Further Imagined: Extension to the MKM Museum in Küppersmühle by Herzog & de Meuron
Since its establishment in 1999, the MKM has been a collector’s museum operated by the Bonner Foundation for Art and Culture. in 2006, when further space was needed for the exhibition of the Ströher collection, the Basel firm was directly commissioned to plan a larger-than-life, translucent museum box that would have been in keeping with the historical silos. However, this landmark in the style of the Elbphilharmonie was never built. In 2011, the project failed due to the unsatisfactory execution of the steel construction and financial difficulties on the part of the city’s housing authority.
Nevertheless, Sylvia and Ulrich Ströher wanted the space for their 2,000-piece collection of post-war German art. Therefore, they established the MKM Foundation, bought the property and again met with Herzog & de Meuron in order to create something that would focus on the art and develop its standpoint from it. The extension has opened after a four-year building phase and now acts as a link continuing the row of similar, yet different industrial monuments in terms of proportion and appearance while also forming its head.

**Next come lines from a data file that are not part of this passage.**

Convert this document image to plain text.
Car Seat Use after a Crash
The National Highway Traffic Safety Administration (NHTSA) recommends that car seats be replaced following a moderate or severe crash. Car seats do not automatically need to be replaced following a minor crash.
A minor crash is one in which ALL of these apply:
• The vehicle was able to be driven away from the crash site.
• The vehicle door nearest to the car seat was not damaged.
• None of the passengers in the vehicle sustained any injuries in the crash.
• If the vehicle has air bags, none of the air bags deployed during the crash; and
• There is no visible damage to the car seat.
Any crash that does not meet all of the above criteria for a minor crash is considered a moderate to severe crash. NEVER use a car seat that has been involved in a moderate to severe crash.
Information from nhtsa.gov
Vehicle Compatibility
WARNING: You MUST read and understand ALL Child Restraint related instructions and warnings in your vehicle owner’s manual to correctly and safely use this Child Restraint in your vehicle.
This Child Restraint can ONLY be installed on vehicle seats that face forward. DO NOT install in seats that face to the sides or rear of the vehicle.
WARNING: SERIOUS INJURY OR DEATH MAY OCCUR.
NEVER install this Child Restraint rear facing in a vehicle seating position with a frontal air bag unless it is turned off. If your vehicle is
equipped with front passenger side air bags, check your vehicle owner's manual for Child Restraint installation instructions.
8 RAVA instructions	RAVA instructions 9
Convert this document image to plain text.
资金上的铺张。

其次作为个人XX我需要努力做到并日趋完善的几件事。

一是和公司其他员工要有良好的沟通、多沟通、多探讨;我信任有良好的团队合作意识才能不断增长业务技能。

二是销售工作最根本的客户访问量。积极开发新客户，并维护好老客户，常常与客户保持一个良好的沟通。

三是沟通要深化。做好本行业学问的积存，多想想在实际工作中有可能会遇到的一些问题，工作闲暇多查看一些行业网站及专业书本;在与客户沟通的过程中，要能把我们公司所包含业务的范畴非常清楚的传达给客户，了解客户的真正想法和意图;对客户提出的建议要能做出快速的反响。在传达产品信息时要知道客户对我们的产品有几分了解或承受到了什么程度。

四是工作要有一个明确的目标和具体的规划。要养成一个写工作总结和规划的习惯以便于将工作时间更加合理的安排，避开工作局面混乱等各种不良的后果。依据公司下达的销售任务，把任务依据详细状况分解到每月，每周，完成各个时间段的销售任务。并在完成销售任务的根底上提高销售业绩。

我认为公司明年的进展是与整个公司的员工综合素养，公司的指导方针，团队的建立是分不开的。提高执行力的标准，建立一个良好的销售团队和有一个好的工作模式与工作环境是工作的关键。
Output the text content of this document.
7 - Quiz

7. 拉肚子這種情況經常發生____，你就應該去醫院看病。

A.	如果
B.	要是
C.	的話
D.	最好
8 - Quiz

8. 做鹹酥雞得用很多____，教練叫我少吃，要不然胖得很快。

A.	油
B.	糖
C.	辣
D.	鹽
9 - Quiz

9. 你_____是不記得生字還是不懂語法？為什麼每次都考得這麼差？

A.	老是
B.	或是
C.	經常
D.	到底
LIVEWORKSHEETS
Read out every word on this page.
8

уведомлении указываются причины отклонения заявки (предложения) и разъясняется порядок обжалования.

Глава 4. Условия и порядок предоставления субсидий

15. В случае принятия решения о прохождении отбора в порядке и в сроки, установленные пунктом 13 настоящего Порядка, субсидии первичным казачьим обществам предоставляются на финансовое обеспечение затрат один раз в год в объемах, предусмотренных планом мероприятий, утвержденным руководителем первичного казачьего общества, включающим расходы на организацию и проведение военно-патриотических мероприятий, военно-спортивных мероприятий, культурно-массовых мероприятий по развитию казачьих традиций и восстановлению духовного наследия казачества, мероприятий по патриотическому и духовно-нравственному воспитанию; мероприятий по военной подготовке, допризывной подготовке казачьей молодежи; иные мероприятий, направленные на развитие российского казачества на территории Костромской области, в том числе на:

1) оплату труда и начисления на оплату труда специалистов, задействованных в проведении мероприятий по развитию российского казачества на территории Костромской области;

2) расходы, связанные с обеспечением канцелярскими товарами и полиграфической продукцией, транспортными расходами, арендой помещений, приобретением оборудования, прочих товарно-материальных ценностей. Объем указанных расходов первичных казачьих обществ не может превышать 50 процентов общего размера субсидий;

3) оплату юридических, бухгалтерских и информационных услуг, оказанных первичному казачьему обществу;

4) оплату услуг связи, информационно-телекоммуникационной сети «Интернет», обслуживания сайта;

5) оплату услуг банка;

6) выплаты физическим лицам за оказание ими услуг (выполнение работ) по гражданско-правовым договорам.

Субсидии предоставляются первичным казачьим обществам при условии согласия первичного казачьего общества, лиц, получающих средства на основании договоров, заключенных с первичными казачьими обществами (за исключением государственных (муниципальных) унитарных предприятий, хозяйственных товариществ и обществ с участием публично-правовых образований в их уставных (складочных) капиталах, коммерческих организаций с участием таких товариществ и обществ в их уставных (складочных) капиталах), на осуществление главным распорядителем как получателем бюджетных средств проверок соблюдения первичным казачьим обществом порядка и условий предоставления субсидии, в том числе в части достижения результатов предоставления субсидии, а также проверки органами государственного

Due to the distance of 40 m that must be maintained to the A59 rushing past, the facing wall features an oblique cut. Behind this, two rectangular four-storey buildings, one smaller and the other larger, are home to the exhibition spaces: the sloping interstitial spaces are devoted to secondary functions. The texture of the brick shell changes − for conceptual rather than decorative reasons − to reveal what is closed off. Nothing is alien in this expansion. What was already there has its place; what is new has a clear purpose. There are only a few vertical window slits, for the interior seeks no connection to the outdoors.
The 35 new exhibition spaces, altogether 2,500 m2, are classic white cubes that exist purely to serve art. The size of the divisible halls varies: one highlight is the large sky-lit hall. The architecture makes no attempt to compete with the art; the separation is clean. The new stairway offers particular spatial experiences. Like its equivalent in the old building, it organically winds its way upwards in a warm brick red. The silo block is also something special: six of the 20 original steel cylinders have been removed, and two have been cut open and made into passageways featuring pedways between the old and new portions of the complex. These can be space for art, yet they are sufficient unto themselves. The museum expansion has also given the location a small park with sculptures set among the 35 plane trees. A viewing platform on the silos will soon follow.